Fernando Villeroy Corona soube ser digno das influências genealógicas, bem sonantes até nos nomes de família. A cerimônia de despedida, seu último ato artístico, aconteceu no Teatro São Pedro no dia 15 de março. Mas o mais significativo deu-se alguns dias antes: postou um vídeo brincando, feliz com os netos que fora visitar. Estava em Luxemburgo, na véspera do dia que o seu coração, pleno e amoroso, como bem reconhece a família e uma legião de amigos, surpreendeu com um acorde final. Após um autêntico allegro, sem aviso, sem uma coda, aquele símbolo usado em partituras para indicar onde começa a passagem final de uma peça.

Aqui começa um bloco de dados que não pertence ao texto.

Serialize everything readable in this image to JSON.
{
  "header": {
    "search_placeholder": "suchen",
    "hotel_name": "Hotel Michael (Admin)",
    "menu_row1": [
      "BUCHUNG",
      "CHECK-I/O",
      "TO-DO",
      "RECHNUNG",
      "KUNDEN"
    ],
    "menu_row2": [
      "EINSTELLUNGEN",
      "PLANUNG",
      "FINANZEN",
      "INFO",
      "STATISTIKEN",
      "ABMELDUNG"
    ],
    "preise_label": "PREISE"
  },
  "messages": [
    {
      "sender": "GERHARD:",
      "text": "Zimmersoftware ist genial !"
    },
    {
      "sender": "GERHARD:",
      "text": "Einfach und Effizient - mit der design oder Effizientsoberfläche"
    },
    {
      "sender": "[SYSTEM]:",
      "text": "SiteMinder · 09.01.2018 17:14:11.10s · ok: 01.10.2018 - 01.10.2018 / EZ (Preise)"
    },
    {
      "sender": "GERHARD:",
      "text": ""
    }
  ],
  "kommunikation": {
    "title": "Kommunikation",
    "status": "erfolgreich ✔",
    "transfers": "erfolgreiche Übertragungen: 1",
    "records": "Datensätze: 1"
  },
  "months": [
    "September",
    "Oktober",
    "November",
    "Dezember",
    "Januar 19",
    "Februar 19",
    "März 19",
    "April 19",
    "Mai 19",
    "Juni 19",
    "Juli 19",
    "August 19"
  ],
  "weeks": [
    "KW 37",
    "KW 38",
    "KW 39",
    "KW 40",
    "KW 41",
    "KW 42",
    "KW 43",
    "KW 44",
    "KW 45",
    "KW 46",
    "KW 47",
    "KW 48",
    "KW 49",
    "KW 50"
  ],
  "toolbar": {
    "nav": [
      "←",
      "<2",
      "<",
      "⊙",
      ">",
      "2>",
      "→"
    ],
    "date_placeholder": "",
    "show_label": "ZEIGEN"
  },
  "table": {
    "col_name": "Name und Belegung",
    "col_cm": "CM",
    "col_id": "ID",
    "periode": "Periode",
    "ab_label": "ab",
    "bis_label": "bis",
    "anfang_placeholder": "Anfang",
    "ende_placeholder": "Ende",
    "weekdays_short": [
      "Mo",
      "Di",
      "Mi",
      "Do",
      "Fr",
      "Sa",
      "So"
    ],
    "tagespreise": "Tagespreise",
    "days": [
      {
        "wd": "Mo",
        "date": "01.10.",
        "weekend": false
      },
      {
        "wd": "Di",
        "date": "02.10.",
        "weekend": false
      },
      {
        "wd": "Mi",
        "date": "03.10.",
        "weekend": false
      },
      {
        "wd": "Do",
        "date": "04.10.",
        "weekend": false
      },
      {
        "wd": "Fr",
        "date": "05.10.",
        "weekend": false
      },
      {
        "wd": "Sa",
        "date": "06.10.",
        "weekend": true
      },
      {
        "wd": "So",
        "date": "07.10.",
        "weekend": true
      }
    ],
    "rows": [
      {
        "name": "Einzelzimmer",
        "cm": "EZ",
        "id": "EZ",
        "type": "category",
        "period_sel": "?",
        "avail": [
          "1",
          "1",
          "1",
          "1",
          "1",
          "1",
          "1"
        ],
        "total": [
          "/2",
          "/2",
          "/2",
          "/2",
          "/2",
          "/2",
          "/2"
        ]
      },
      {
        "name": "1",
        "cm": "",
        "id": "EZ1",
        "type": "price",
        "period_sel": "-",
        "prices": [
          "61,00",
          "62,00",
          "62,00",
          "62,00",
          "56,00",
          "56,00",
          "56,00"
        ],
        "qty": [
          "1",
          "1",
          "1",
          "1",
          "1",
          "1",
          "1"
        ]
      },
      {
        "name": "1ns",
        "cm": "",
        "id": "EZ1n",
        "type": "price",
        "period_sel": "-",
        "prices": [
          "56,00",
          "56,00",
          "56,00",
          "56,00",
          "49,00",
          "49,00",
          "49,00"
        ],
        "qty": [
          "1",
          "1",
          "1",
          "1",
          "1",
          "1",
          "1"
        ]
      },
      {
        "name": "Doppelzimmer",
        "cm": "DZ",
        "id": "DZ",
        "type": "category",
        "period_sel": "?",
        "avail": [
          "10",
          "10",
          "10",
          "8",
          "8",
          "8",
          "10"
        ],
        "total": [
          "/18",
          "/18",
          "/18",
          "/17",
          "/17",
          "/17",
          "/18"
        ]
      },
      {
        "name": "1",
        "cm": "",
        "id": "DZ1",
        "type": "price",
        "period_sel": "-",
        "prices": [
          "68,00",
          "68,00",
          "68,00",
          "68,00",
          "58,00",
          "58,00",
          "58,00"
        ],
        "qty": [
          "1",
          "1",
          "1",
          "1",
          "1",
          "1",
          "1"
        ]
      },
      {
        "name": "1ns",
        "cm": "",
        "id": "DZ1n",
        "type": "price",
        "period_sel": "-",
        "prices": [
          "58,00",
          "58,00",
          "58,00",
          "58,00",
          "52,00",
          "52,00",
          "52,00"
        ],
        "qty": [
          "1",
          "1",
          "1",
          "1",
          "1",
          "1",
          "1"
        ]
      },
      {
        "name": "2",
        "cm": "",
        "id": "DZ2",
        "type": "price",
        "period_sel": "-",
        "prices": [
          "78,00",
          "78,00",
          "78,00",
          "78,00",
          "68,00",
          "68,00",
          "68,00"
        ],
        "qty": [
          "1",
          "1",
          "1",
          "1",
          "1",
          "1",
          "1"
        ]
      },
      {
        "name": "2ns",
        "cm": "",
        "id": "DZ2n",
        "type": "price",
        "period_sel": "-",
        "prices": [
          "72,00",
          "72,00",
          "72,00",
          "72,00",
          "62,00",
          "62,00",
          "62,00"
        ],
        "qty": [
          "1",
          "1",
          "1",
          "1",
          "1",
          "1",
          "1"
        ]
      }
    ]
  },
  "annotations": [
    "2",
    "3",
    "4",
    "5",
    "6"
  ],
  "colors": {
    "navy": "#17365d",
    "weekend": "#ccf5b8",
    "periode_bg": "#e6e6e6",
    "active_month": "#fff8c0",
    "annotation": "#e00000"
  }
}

Qual orquestra sem regente, a mãe Magali; os filhos Laura, Fernando e Júlia; os netos; a irmã Marilice; a família; os amigos. Atônitos pelo silêncio abrupto precisarão se valer de boas lembranças para seguir tocando. Corona vinha entusiasmado com o sucesso do espetáculo As cobras com algo na cabeça – no mundo do Verissimo, em parceria com Cláudio Levitan e Fernando Pezão. Um show com canções feitas a partir do livro Poesia numa hora dessas?!, do escritor Luis Fernando Verissimo. Caberia perguntar – a morte numa hora dessas?! Numa das tiradas atribuídas ao Mestre, ele já ensinava: viva todos os dias como se fosse o último, um dia você acerta.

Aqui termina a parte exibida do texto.